Recent media coverage of the debate around central banks and their response to climate change has been positive to see.
However, some of it takes at face value the assertion that central banks are overstepping their remit by weakening their commitment to market neutrality. One interesting recent example was The Economist article, Green Envy: The rights and wrongs of central-bank greenery.
That article was cautious about the assertions by the new president of the European Central Bank (ECB), Mme Lagarde, that the bank has to explore climate change in all its dimensions. Arguably the ECB places a far greater emphasis on market neutrality than other Central Banks and it is right to question this emphasis. This is particularly so given the unique nature of the challenge climate change presents. The Bank of International Settlements (the Central Bank for Central Bankers) has itself recognised climate change represents an epistemological break. Conventional wisdom will be insufficient to address the upcoming crisis.

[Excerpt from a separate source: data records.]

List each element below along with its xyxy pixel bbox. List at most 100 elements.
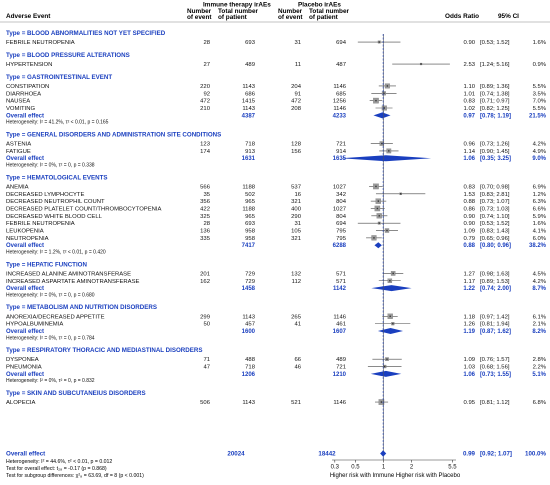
x-tick-label: 2 (410, 465, 414, 471)
row-placebo-total: 571 (336, 279, 346, 285)
subgroup-heterogeneity: Heterogeneity: I² = 0%, τ² = 0, p = 0.78… (6, 335, 95, 341)
test-overall-effect: Test for overall effect: t₂₈ = -0.17 (p … (6, 466, 107, 472)
subgroup-title: Type = HEMATOLOGICAL EVENTS (6, 174, 107, 181)
row-immune-events: 210 (200, 106, 211, 112)
row-weight: 1.6% (533, 221, 547, 227)
overall-diamond (380, 450, 387, 457)
row-immune-events: 136 (200, 229, 211, 235)
x-axis: 0.3 0.5 1 2 5.5 (331, 34, 457, 471)
row-placebo-total: 795 (336, 229, 347, 235)
study-row: DECREASED LYMPHOCYTE 35 502 16 342 1.53 [0.83;… (6, 192, 547, 198)
study-row: CONSTIPATION 220 1143 204 1146 1.10 [0.89; 1.3… (6, 83, 547, 90)
header-odds-ratio: Odds Ratio (445, 13, 479, 20)
row-name: VOMITING (6, 106, 36, 112)
study-row: INCREASED ALANINE AMINOTRANSFERASE 201 729… (6, 271, 547, 277)
point-estimate (383, 92, 385, 95)
row-or: 1.02 (464, 106, 475, 112)
study-row: FEBRILE NEUTROPENIA 28 693 31 694 0.90 [0.53; … (6, 221, 547, 227)
row-or: 2.53 (464, 62, 476, 68)
row-or: 0.90 (464, 221, 476, 227)
point-estimate (375, 185, 377, 188)
study-row: HYPOALBUMINEMIA 50 457 41 461 1.26 [0.81; 1.94… (6, 322, 547, 328)
subgroup-title: Type = RESPIRATORY THORACIC AND MEDIASTI… (6, 347, 202, 354)
row-placebo-total: 1256 (333, 99, 347, 105)
point-estimate (376, 207, 379, 210)
row-name: HYPOALBUMINEMIA (6, 322, 63, 328)
subgroup-overall-weight: 8.2% (532, 329, 546, 335)
row-or: 0.95 (464, 400, 476, 406)
subgroup-diamond (373, 112, 391, 119)
row-weight: 2.8% (533, 357, 547, 363)
row-placebo-events: 31 (294, 40, 301, 46)
row-immune-events: 356 (200, 199, 211, 205)
study-row: NEUTROPENIA 335 958 321 795 0.79 [0.65; 0.96] 6… (6, 235, 547, 242)
row-placebo-events: 112 (292, 279, 301, 285)
subgroup-overall-or: 0.88 (463, 243, 475, 249)
row-immune-total: 1143 (242, 84, 255, 90)
row-immune-total: 729 (245, 271, 255, 277)
row-weight: 4.9% (533, 149, 547, 155)
row-weight: 4.2% (533, 142, 547, 148)
row-immune-total: 686 (245, 91, 256, 97)
header-ci: 95% CI (498, 13, 519, 20)
point-estimate (378, 222, 380, 224)
row-weight: 6.8% (533, 400, 547, 406)
subgroup-overall-weight: 5.1% (532, 372, 546, 378)
study-row: ANEMIA 566 1188 537 1027 0.83 [0.70; 0.98] 6.9% (6, 183, 547, 190)
row-placebo-events: 156 (291, 149, 302, 155)
study-row: FATIGUE 174 913 156 914 1.14 [0.90; 1.45] 4.9% (6, 148, 547, 155)
header-placebo-total-2: of patient (309, 14, 339, 21)
point-estimate (389, 280, 391, 282)
row-placebo-total: 342 (336, 192, 346, 198)
overall-effect-label: Overall effect (6, 451, 45, 458)
row-ci: [0.82; 1.25] (480, 106, 510, 112)
subgroup-3: Type = GENERAL DISORDERS AND ADMINISTRAT… (6, 131, 547, 168)
right-direction-label: Higher risk with Placebo (396, 473, 461, 479)
row-or: 0.88 (464, 199, 476, 205)
row-ci: [0.74; 1.10] (480, 214, 510, 220)
row-weight: 0.9% (533, 62, 547, 68)
subgroup-overall-weight: 38.2% (529, 243, 547, 249)
row-placebo-events: 321 (291, 199, 301, 205)
row-ci: [0.65; 0.96] (480, 236, 510, 242)
header-placebo-number-2: of event (278, 14, 303, 21)
header-immune-total-1: Total number (218, 8, 259, 15)
study-row: ALOPECIA 506 1143 521 1146 0.95 [0.81; 1.12] 6.… (6, 399, 547, 406)
row-or: 1.03 (464, 365, 476, 371)
row-ci: [0.53; 1.52] (480, 40, 510, 46)
row-name: HYPERTENSION (6, 62, 52, 68)
row-placebo-total: 1146 (333, 84, 346, 90)
row-placebo-total: 914 (336, 149, 347, 155)
row-or: 1.10 (464, 84, 476, 90)
row-placebo-total: 685 (336, 91, 347, 97)
row-placebo-events: 521 (291, 400, 301, 406)
row-name: DECREASED LYMPHOCYTE (6, 192, 85, 198)
row-or: 1.18 (464, 314, 476, 320)
row-weight: 5.5% (533, 84, 547, 90)
subgroup-overall-label: Overall effect (6, 372, 44, 378)
overall-placebo-total: 18442 (318, 451, 336, 458)
point-estimate (400, 193, 402, 195)
subgroup-diamond (377, 327, 404, 334)
row-name: INCREASED ALANINE AMINOTRANSFERASE (6, 271, 131, 277)
row-immune-events: 28 (203, 221, 210, 227)
header-placebo-number-1: Number (278, 8, 303, 15)
point-estimate (378, 215, 380, 217)
row-weight: 5.9% (533, 214, 547, 220)
row-weight: 5.5% (533, 106, 547, 112)
subgroup-heterogeneity: Heterogeneity: I² = 1.2%, τ² < 0.01, p =… (6, 250, 106, 256)
row-name: DECREASED PLATELET COUNT/THROMBOCYTOPENI… (6, 206, 162, 212)
subgroup-overall-placebo-total: 1607 (333, 329, 347, 335)
row-immune-events: 27 (203, 62, 210, 68)
subgroup-overall-placebo-total: 1635 (333, 156, 347, 162)
subgroup-title: Type = BLOOD ABNORMALITIES NOT YET SPECI… (6, 30, 166, 37)
row-immune-events: 506 (200, 400, 211, 406)
subgroup-overall-ci: [0.80; 0.96] (480, 243, 511, 249)
overall-ci: [0.92; 1.07] (480, 451, 512, 458)
row-placebo-total: 1027 (333, 206, 346, 212)
row-placebo-events: 208 (291, 106, 302, 112)
row-placebo-total: 1027 (333, 184, 346, 190)
row-placebo-events: 321 (291, 236, 301, 242)
row-immune-total: 693 (245, 221, 256, 227)
subgroup-7: Type = RESPIRATORY THORACIC AND MEDIASTI… (6, 347, 547, 384)
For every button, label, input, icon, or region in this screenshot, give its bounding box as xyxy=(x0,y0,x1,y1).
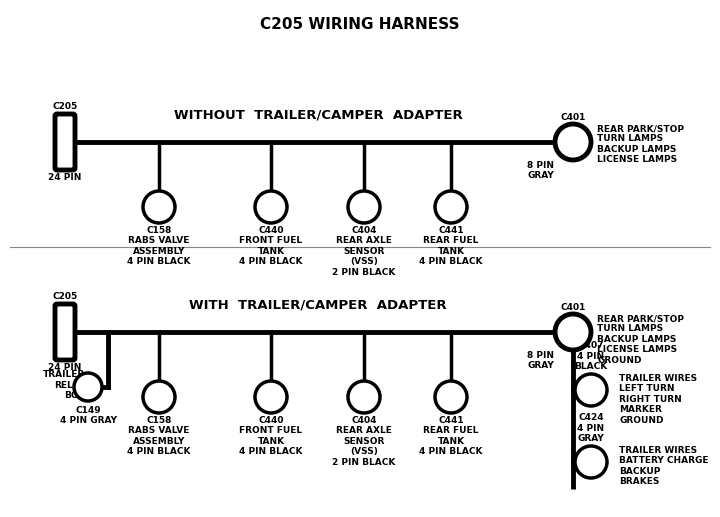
Text: C401: C401 xyxy=(560,113,585,122)
Text: 24 PIN: 24 PIN xyxy=(48,363,81,372)
Text: TRAILER WIRES
BATTERY CHARGE
BACKUP
BRAKES: TRAILER WIRES BATTERY CHARGE BACKUP BRAK… xyxy=(619,446,708,486)
Text: C205 WIRING HARNESS: C205 WIRING HARNESS xyxy=(260,17,460,32)
Circle shape xyxy=(555,124,591,160)
Circle shape xyxy=(435,381,467,413)
Circle shape xyxy=(255,191,287,223)
FancyBboxPatch shape xyxy=(55,304,75,360)
Circle shape xyxy=(575,446,607,478)
Text: C404
REAR AXLE
SENSOR
(VSS)
2 PIN BLACK: C404 REAR AXLE SENSOR (VSS) 2 PIN BLACK xyxy=(333,226,396,277)
Text: 24 PIN: 24 PIN xyxy=(48,173,81,182)
Text: C205: C205 xyxy=(53,102,78,111)
Circle shape xyxy=(435,191,467,223)
Text: C158
RABS VALVE
ASSEMBLY
4 PIN BLACK: C158 RABS VALVE ASSEMBLY 4 PIN BLACK xyxy=(127,416,191,456)
Text: C440
FRONT FUEL
TANK
4 PIN BLACK: C440 FRONT FUEL TANK 4 PIN BLACK xyxy=(239,416,302,456)
Text: C205: C205 xyxy=(53,292,78,301)
Text: C407
4 PIN
BLACK: C407 4 PIN BLACK xyxy=(575,341,608,371)
Circle shape xyxy=(348,191,380,223)
Circle shape xyxy=(348,381,380,413)
Text: 8 PIN
GRAY: 8 PIN GRAY xyxy=(527,351,554,370)
Circle shape xyxy=(255,381,287,413)
Text: C404
REAR AXLE
SENSOR
(VSS)
2 PIN BLACK: C404 REAR AXLE SENSOR (VSS) 2 PIN BLACK xyxy=(333,416,396,467)
FancyBboxPatch shape xyxy=(55,114,75,170)
Text: TRAILER
RELAY
BOX: TRAILER RELAY BOX xyxy=(42,370,85,400)
Text: C424
4 PIN
GRAY: C424 4 PIN GRAY xyxy=(577,413,605,443)
Circle shape xyxy=(143,191,175,223)
Text: REAR PARK/STOP
TURN LAMPS
BACKUP LAMPS
LICENSE LAMPS
GROUND: REAR PARK/STOP TURN LAMPS BACKUP LAMPS L… xyxy=(597,314,684,364)
Text: C149
4 PIN GRAY: C149 4 PIN GRAY xyxy=(60,406,117,425)
Text: TRAILER WIRES
LEFT TURN
RIGHT TURN
MARKER
GROUND: TRAILER WIRES LEFT TURN RIGHT TURN MARKE… xyxy=(619,374,697,424)
Text: C158
RABS VALVE
ASSEMBLY
4 PIN BLACK: C158 RABS VALVE ASSEMBLY 4 PIN BLACK xyxy=(127,226,191,266)
Text: WITHOUT  TRAILER/CAMPER  ADAPTER: WITHOUT TRAILER/CAMPER ADAPTER xyxy=(174,109,462,122)
Text: C401: C401 xyxy=(560,303,585,312)
Circle shape xyxy=(143,381,175,413)
Text: C440
FRONT FUEL
TANK
4 PIN BLACK: C440 FRONT FUEL TANK 4 PIN BLACK xyxy=(239,226,302,266)
Text: REAR PARK/STOP
TURN LAMPS
BACKUP LAMPS
LICENSE LAMPS: REAR PARK/STOP TURN LAMPS BACKUP LAMPS L… xyxy=(597,124,684,164)
Text: 8 PIN
GRAY: 8 PIN GRAY xyxy=(527,161,554,180)
Text: C441
REAR FUEL
TANK
4 PIN BLACK: C441 REAR FUEL TANK 4 PIN BLACK xyxy=(419,226,482,266)
Text: WITH  TRAILER/CAMPER  ADAPTER: WITH TRAILER/CAMPER ADAPTER xyxy=(189,299,447,312)
Circle shape xyxy=(74,373,102,401)
Circle shape xyxy=(575,374,607,406)
Circle shape xyxy=(555,314,591,350)
Text: C441
REAR FUEL
TANK
4 PIN BLACK: C441 REAR FUEL TANK 4 PIN BLACK xyxy=(419,416,482,456)
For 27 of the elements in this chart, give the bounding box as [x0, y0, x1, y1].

Central Banks have the remit of ensuring financial stability. However, it is increasingly accepted that stability will be impacted by climate change because of the feedback loop between the financial system and climate change. Central banks should bias capital away from big emitters of carbon to reduce the likelihood of severe climate-related impacts on the economy. By insisting on market neutrality in their own portfolios, but simultaneously pushing the financial institutions they regulate to divest risky assets, Central Banks are sending mixed messages. Mme Lagarde is quite rightly correcting this.
More broadly, it is not realistic to draw a clear line between the roles of Central Banks and politicians when it comes to climate change. Framing such measures by central banks as an alternative to a global carbon tax or other policy measures ignores the potential for complementarity between fiscal and monetary policy – a complementarity that will increase the sustainability of both finance and the wider economy.
Climate change represents new territory for Central Banks. Existing academic research is only just beginning to engage with the challenge posed to central banks and the banking system by climate change. This new territory requires taking a pragmatic rather than dogmatic response. As John Maynard Keynes might have said, “in the long-run we’re all dead and we will be dead a lot quicker if we don’t do something about climate change”.